14. What's the last election they voted in? How'd they vote?
15. Hair?
That should get you started. Proceed in this fashion, asking yourself yet more questions, serious and silly (or get a significant other to ask you), until you've built up a big wad of details. Then send them to me, questions and answers, in that form.
But wait. One last, crucial thing.
THE BIG DIFF
You may have created a character in this fashion. But what makes him/her/it a dramatic character? What distinguishes a dramatic character from many (though not all) characters in fiction, or, for that matter, from most human beings?
You probably know the answer: a want. A goal -- or rather, goals, both short-term and long-term. (The former is something they can act on to get the latter; for example, if a character's long-term goal is to be rich, their short-term goal might be to come up with a surefire formula to win the lottery.)
Why's this so important to creating a dramatic character? Because once a character has a goal, they can take action to get it, and that's when we start to find out who they really are. Said F. Scott Fitzgerald, "CHARACTER IS ACTION" -- we learn about and understand a character through the things they do -- and it's even more true in our biz than his. Also, the "want" has a way of gathering those zillion little details you've created into a coherent whole, and helping you decide which ones are important and which ones aren't.
So, after you've answered all the little questions, ask and answer these two big ones:
BIG QUESTION 1: What does she/he want most in life (or, for that matter, after it)?
BIG QUESTION 2: How is she/he going to get it?
By answering these last two questions, you not only turn your character into a dramatic character, you turn her/him into a -- horrible word -- "protagonist." Click here to see dictionary.com's definition of the "P" word.
Oh yeah, and give your character a name too.

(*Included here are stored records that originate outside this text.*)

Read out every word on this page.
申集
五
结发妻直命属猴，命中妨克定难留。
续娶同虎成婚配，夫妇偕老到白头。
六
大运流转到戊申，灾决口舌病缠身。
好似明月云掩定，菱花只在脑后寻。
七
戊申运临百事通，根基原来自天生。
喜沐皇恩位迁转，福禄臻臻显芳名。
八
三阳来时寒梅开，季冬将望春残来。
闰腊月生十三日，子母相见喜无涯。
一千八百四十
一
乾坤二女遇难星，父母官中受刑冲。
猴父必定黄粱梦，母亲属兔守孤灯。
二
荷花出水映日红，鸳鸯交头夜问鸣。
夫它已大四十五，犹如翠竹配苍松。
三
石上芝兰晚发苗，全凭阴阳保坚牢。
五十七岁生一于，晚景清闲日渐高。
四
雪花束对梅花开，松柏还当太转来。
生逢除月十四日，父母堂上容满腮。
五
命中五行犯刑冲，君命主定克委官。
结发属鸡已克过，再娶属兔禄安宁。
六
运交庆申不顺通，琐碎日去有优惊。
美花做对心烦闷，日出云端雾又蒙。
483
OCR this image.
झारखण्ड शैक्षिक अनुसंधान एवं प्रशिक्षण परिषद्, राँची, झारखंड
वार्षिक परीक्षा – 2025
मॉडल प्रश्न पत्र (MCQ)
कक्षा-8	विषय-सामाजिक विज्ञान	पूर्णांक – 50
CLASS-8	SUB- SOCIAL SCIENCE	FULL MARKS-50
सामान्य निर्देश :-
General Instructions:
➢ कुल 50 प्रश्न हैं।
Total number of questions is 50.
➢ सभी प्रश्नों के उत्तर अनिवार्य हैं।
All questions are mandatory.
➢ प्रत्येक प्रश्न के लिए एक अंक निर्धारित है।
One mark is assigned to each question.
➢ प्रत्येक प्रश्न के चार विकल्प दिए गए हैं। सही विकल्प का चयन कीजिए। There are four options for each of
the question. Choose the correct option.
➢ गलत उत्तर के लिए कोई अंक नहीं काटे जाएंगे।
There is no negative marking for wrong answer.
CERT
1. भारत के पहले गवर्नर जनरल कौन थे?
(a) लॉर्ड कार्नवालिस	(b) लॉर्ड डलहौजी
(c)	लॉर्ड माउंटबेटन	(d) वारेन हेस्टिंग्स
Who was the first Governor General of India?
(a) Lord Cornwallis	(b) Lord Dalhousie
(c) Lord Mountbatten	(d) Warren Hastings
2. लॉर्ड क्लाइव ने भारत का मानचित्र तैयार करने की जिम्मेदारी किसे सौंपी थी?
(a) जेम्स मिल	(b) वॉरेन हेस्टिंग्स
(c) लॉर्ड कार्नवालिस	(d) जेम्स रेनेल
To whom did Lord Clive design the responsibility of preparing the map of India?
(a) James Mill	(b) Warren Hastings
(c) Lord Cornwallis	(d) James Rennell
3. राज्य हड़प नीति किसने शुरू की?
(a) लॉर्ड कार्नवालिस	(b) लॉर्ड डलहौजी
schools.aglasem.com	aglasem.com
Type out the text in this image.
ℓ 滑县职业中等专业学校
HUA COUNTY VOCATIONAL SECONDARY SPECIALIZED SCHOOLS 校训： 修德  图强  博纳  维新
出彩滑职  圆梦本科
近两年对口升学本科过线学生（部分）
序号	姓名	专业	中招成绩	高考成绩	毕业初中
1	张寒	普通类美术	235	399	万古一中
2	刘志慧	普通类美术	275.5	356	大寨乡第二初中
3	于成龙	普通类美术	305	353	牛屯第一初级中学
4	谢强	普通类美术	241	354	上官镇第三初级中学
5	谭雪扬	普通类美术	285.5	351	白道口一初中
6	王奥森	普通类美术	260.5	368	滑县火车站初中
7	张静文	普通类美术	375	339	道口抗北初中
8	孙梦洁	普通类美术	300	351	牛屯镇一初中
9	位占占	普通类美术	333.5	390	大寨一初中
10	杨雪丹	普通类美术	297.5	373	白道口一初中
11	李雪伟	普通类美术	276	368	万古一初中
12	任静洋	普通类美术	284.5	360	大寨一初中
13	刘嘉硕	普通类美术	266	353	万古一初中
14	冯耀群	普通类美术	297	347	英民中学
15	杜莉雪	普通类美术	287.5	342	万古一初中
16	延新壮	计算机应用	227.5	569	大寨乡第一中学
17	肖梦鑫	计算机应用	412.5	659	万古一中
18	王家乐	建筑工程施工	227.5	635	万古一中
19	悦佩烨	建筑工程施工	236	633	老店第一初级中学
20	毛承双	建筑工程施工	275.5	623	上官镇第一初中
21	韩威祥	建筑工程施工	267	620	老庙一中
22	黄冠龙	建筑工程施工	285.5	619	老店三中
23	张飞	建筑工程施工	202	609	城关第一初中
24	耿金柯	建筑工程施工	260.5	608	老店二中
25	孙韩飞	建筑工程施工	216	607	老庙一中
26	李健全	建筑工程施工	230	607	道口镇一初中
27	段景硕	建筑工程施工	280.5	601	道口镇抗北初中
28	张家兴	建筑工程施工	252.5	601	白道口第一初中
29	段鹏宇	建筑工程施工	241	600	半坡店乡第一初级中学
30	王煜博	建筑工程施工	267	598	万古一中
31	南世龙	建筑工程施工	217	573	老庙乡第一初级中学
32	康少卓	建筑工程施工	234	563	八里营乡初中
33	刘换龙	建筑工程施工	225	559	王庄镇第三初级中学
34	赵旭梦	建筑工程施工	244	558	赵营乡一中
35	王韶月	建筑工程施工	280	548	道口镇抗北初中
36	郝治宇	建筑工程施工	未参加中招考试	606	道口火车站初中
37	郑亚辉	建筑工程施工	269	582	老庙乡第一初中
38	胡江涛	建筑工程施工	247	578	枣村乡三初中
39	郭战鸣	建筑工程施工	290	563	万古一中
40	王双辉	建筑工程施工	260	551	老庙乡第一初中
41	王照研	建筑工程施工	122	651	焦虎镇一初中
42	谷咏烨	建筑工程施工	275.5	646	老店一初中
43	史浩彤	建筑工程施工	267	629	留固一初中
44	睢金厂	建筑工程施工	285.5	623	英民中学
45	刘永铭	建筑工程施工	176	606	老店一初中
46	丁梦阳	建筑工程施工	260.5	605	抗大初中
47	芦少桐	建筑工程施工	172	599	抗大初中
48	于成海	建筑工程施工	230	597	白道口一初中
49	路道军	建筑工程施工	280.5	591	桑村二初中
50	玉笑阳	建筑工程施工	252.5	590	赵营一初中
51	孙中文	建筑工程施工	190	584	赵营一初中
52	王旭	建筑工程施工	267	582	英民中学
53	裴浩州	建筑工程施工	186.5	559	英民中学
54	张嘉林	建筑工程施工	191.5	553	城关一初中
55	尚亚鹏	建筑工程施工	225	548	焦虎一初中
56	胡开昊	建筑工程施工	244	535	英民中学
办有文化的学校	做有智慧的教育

POST-IT NOTE (apropos nothing in particular):
"A play is a Phoenix, it dies a thousand deaths. Usually at night. In the morning it springs up again from its ashes and crows like a happy rooster. It is never as bad as you think. It is somewhere in between and success versus failure depends on which end of your emotional gamut concerning its value it actually approaches more closely. But it is much more likely to be good if you think it is wonderful while you are writing the first draft."